I decided not to inflict my incoming culture crash on my friends and co-workers this time. I had a very rough landing last time, and they were very patient with me, but I wanted to spare them having to go through it again. So I'm staying at my sister's house in Chattanooga for a few days. I plan to return to Mobile on Monday, and I'll be hitting the ground running.
Bernard and I are extremely happy with the progress made by our workers in the three short weeks we were all together. In the last two days, especially, everything really started clicking, with everyone gaining confidence in their skills and fine-tuning their workmanship. We ended our last work session with a party at our neighborhood bar/cafe. There was a lot of music and laughter and dancing. It made for a happy note on which to end our stay.
Packing was a challenge, but we ultimately brought home a lot of absolutely smashing jewelry and key chains and fan pulls, not to mention I don't know how many pounds of beads -- enough that we had to ask Bernard to wait outside the airport doors until we'd passed through baggage weigh-in, just in case we needed to send some of them back to Somanya with him. But we passed.
The goodbye was hard for me. I don't know how long it will be before I can go back, and I already miss my friends in Somanya, especially Bernard. I've gotten so used to him being right there, always ready with his wise counsel when I get bogged down in cross-cultural confusion, so sensitive and attentive to our needs and wants and feelings, his humor adding so much fun and flavor to the mix of impressions and reactions and emotions that now make up my sense of Africa. It would be a very different place for me without his presence there. I only hope I can learn enough from him to be able to continue this project without him when, as will inevitably happen, he moves on to other things some day.

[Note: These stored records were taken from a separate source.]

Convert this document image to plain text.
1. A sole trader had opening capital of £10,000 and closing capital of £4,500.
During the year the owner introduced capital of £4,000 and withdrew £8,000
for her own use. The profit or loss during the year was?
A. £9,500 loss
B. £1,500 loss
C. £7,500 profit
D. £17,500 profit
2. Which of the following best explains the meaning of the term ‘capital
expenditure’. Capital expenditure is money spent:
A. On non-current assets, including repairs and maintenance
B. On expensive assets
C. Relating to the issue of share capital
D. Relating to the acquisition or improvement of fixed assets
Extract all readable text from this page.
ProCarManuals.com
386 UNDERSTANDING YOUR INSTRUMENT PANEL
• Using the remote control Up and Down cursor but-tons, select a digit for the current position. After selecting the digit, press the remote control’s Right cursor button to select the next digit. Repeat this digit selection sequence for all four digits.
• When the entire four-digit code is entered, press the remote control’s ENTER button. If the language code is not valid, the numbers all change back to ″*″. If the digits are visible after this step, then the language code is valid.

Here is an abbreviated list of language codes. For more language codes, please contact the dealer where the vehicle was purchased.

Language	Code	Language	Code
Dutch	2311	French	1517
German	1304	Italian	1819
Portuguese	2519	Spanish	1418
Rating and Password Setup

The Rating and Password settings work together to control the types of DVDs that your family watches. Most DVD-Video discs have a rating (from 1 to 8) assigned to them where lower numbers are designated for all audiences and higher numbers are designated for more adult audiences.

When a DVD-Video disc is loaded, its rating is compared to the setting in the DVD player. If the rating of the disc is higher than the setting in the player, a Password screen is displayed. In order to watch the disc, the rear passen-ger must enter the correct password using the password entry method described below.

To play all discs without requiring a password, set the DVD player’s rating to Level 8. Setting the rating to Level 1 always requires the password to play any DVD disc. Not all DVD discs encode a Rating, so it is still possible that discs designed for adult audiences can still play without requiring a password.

But that's for later. What lies immediately ahead is the part he can't help with; the part I find most daunting -- the marketing here in the U.S. I'm trying to school myself to think of it as an exciting challenge. I'm trying to keep faith that the help we need will appear when we need it, as it always has with this project. I'm trying to stay open to that help in all the many unexpected forms it may take; to stay alert enough to recognize it, quick enough to grab it, strong enough to hold onto it, and sensitive enough to nurture it. But I'm scared. The ante is so much higher now that eight people are counting on this project for a steady, ongoing source of income that has the potential to transform their lives, the lives of their present and future families, and, to a lesser extent, the welfare of an entire community.
But there are a few things I've learned from this project, important things, I think. I've learned that fear evaporates when you turn and run straight at it, so that's what I'm going to do again this time. I've learned that when you ask for things for the right reasons, help appears. And I've learned -- or rather relearned -- that when individual people commit to pooling their good intentions and resources, they truly can change the world. I'm one of the fortunate ones in having had the opportunity to see that happen first hand. I thank each one of you for that.